Message #1782

Pierre-Paul FOURCADE
rédigé le Samedi 4 Décembre 2010
Désultoirement vôtre ! - Généalogie et sagas familiales - Références culturelles
Je poursuis tranquillement ma lecture de "La carte et le territoire", le Goncourt de Michel HOUELLEBECQ. Il y a de très bons passages, notamment, selon moi, ceux où l'auteur se met en scène comme personnage du roman : il y fait preuve d'une auto-dérision bien réjouissante et j'aime ça. J'observe cependant que le taux de testostérone des mâles de son roman a beaucoup baissé depuis ses précédents ouvrages (je veux dire par là que je n'ai pas encore trouvé la moindre scène de cul torride, comme il en fleurissait dans ses oeuvres antérieures).

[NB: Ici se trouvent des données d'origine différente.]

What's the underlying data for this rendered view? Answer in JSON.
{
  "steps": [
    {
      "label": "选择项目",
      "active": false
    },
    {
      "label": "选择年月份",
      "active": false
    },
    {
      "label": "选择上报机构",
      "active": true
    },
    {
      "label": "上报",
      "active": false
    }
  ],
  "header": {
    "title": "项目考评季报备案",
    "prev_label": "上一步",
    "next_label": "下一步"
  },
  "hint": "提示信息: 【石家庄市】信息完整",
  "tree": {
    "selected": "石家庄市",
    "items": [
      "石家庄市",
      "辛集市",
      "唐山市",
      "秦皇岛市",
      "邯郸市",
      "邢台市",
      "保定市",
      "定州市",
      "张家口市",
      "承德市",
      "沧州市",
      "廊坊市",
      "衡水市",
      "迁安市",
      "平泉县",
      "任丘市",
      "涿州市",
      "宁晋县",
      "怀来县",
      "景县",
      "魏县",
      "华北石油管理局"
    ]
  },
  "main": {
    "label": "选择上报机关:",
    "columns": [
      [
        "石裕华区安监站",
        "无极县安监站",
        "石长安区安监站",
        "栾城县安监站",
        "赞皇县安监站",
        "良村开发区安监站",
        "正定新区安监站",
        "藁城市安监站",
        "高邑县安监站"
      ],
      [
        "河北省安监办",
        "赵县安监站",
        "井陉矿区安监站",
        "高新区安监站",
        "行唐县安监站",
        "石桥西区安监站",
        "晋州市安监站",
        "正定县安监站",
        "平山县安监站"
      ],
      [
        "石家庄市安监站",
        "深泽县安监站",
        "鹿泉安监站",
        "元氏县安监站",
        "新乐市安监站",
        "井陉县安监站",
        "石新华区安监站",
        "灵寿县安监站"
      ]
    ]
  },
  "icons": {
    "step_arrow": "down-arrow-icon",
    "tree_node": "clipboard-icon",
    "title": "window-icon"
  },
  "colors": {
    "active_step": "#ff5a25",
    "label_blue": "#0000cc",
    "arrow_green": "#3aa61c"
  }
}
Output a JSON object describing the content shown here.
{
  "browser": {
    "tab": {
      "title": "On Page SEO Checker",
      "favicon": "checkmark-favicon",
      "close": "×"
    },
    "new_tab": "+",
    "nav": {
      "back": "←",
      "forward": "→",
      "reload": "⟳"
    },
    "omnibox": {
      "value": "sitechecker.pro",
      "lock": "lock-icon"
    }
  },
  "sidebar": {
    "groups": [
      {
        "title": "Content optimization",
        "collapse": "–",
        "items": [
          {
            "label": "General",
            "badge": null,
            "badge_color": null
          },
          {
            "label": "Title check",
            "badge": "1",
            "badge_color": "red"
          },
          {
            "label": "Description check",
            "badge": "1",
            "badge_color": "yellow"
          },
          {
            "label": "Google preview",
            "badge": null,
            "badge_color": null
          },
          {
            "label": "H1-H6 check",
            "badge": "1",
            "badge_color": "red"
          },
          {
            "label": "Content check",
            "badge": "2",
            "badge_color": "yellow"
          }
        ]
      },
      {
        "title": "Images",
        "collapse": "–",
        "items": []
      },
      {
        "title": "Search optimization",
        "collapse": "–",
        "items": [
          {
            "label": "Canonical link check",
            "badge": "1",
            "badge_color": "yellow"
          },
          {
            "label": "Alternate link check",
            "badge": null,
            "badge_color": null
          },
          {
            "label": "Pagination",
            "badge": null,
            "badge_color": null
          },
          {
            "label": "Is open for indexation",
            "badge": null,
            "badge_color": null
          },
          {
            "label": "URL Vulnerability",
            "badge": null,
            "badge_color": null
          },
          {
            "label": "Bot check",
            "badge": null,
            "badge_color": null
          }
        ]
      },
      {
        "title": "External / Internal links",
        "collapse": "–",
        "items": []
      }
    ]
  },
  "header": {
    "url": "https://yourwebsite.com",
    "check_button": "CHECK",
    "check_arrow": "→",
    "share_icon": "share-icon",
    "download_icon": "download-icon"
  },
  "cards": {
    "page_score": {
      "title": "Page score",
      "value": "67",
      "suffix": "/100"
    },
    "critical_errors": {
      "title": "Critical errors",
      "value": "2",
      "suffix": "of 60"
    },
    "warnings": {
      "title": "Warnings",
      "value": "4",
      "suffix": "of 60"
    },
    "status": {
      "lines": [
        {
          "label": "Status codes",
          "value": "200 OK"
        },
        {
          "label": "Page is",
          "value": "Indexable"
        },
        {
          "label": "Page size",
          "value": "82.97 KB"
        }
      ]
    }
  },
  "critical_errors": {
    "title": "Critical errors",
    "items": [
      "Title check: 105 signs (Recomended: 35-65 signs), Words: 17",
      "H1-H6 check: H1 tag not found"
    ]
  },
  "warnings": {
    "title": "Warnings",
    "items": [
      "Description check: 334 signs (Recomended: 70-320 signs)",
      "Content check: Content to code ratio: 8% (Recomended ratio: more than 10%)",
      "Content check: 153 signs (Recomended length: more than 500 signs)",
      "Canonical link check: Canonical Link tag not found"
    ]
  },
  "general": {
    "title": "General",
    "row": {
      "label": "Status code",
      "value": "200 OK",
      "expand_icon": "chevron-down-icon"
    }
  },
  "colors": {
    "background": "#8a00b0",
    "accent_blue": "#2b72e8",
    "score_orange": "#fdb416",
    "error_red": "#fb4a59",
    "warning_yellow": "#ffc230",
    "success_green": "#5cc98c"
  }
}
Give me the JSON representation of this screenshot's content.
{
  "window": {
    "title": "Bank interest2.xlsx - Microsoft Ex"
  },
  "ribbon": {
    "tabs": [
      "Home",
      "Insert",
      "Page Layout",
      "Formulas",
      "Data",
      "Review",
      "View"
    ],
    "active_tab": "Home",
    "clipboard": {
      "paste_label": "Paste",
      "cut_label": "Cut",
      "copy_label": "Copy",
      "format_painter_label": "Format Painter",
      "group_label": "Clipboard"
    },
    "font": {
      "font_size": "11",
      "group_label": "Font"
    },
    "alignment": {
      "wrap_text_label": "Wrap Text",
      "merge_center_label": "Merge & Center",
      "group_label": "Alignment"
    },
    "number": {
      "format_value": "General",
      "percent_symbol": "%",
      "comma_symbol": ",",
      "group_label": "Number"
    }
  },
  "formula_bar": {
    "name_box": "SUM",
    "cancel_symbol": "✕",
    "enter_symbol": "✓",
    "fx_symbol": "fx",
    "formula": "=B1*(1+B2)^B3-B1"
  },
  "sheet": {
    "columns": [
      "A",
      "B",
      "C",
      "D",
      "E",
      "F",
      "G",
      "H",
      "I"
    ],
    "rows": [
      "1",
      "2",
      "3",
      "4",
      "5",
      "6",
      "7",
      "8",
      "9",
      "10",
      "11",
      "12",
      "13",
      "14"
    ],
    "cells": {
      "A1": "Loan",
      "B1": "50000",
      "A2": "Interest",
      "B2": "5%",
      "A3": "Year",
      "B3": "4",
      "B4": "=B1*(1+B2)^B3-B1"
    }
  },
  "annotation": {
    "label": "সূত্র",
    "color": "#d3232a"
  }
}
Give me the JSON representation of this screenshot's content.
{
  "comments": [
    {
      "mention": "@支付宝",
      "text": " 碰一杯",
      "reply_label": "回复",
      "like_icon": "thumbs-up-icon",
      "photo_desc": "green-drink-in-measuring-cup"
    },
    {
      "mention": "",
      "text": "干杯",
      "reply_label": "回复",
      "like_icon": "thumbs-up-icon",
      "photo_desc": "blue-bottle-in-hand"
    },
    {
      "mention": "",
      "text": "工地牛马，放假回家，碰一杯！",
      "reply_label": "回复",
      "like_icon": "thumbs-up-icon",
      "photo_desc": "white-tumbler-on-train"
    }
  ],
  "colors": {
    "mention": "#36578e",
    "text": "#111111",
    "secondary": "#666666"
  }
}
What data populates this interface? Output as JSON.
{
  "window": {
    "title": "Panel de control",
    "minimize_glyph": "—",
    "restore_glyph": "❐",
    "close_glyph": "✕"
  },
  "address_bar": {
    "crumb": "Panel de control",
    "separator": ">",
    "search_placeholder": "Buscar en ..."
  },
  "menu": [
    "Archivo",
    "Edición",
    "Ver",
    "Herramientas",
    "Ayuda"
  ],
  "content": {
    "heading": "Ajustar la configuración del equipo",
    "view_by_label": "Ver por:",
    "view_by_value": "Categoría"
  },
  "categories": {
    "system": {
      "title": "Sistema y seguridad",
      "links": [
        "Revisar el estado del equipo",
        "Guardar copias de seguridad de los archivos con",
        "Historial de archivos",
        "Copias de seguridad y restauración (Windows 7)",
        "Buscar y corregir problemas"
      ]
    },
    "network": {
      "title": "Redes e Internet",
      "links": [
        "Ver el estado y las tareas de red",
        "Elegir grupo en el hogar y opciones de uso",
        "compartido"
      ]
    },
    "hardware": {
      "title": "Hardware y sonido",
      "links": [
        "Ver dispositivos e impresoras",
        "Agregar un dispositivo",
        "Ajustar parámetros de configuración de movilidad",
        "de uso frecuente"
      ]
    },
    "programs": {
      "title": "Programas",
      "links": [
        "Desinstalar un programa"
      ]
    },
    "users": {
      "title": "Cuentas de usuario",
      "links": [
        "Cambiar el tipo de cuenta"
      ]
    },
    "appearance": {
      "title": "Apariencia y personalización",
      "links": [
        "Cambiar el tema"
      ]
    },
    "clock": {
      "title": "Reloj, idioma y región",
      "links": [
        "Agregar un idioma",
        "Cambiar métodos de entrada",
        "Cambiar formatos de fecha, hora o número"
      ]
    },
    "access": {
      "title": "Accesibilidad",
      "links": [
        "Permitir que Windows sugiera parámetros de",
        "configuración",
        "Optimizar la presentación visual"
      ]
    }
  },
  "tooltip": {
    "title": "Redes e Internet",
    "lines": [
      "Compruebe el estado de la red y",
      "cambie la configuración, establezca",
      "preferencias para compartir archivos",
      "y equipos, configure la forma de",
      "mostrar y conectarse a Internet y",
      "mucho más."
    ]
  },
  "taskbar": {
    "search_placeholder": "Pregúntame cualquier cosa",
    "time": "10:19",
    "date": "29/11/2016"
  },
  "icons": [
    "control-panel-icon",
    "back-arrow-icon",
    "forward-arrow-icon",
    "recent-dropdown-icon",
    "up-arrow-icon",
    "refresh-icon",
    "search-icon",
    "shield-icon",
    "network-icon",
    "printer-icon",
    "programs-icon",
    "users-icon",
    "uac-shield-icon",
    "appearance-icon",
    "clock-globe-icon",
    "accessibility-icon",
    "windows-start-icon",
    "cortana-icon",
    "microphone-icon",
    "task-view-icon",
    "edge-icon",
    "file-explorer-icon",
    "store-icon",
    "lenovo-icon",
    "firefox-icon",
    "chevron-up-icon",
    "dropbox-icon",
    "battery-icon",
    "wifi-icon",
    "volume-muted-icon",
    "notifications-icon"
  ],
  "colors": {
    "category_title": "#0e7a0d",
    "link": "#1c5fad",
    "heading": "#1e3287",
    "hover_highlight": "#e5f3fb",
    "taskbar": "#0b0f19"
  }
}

En pages 260 et 261, je relève le passage suivant, Jed remarque, sur la table basse de la salle de séjour du romancier, une ancienne édition des "Souvenirs" de TOCQUEVILLE. HOUELLEBECQ donne alors son opinion sur l'homme qui osa tailler un costard définitif (?) au grand-oncle Paul :

(début de la citation) "'Un cas étonnant, Tocqueville...' poursuivit l'écrivain. 'De la démocratie en Amérique' est un chef-d'oeuvre, un livre d'une puissance visionnaire inouïe, qui innove absolument, et dans tous les domaines ; c'est sans doute le livre politique le plus intelligent jamais écrit. Et après avoir produit cette oeuvre renversante, au lieu de continuer il consacre toute son énergie à se faire élire comme député dans un modeste arrondissement de la Manche, puis à prendre des responsabilités dans les gouvernements de son temps, tout à fait comme un politicien ordinaire. Et pourtant il n'avait rien perdu de son acuité, de sa puissance d'observation...' Il feuilleta le volume des 'Souvenirs' tout en caressant l'échine de Platon, qui s'était rallongé à ses pieds. 'Ecoutez ça, quand il parle de Lamartine ! Ouh là là, qu'est-ce qu'il lui met, à Lamartine !...' Il lut, d'une voix agréable et bien scandée :

'Je ne sais si j'ai rencontré, dans ce monde d'ambitions égoïstes, au milieu duquel j'ai vécu, un esprit plus vide de la pensée du bien public que le sien. J'y ai vu une foule d'hommes troubler le pays pour se grandir : c'est la perversité courante ; mais il est le seul, je crois, qui m'ait semblé toujours prêt à bouleverser le monde pour se distraire.'

Il n'en revient pas, Tocqueville, d'être en présence d'un specimen pareil. Lui-même est fondamentalement un type honnête, qui essaie de faire ce qui lui paraît de mieux pour son pays. L'ambition, la convoitise, il peut comprendre ; mais un tel tempérament de comédien, un tel mélange d'irresponsabilité et de dilettantisme, il en reste pantois. Ecoutez aussi, juste après :

'Je n'ai jamais connu non plus d'esprit moins sincère, ni qui eût un mépris plus complet pour la vérité. Quand je dis qu'il la méprisait, je me trompe ; il ne l'honorait point assez pour s'occuper d'elle d'aucune manière. En parlant ou en écrivant, il sort du vrai et y rentre sans y prendre garde ; uniquement préoccupé d'un certain effet qu'il veut produire à ce moment-là...' '

Oubliant son hôte, Houellebecq continua à lire pour lui-même, tournant les pages avec une jubilation croissante." (fin de la citation)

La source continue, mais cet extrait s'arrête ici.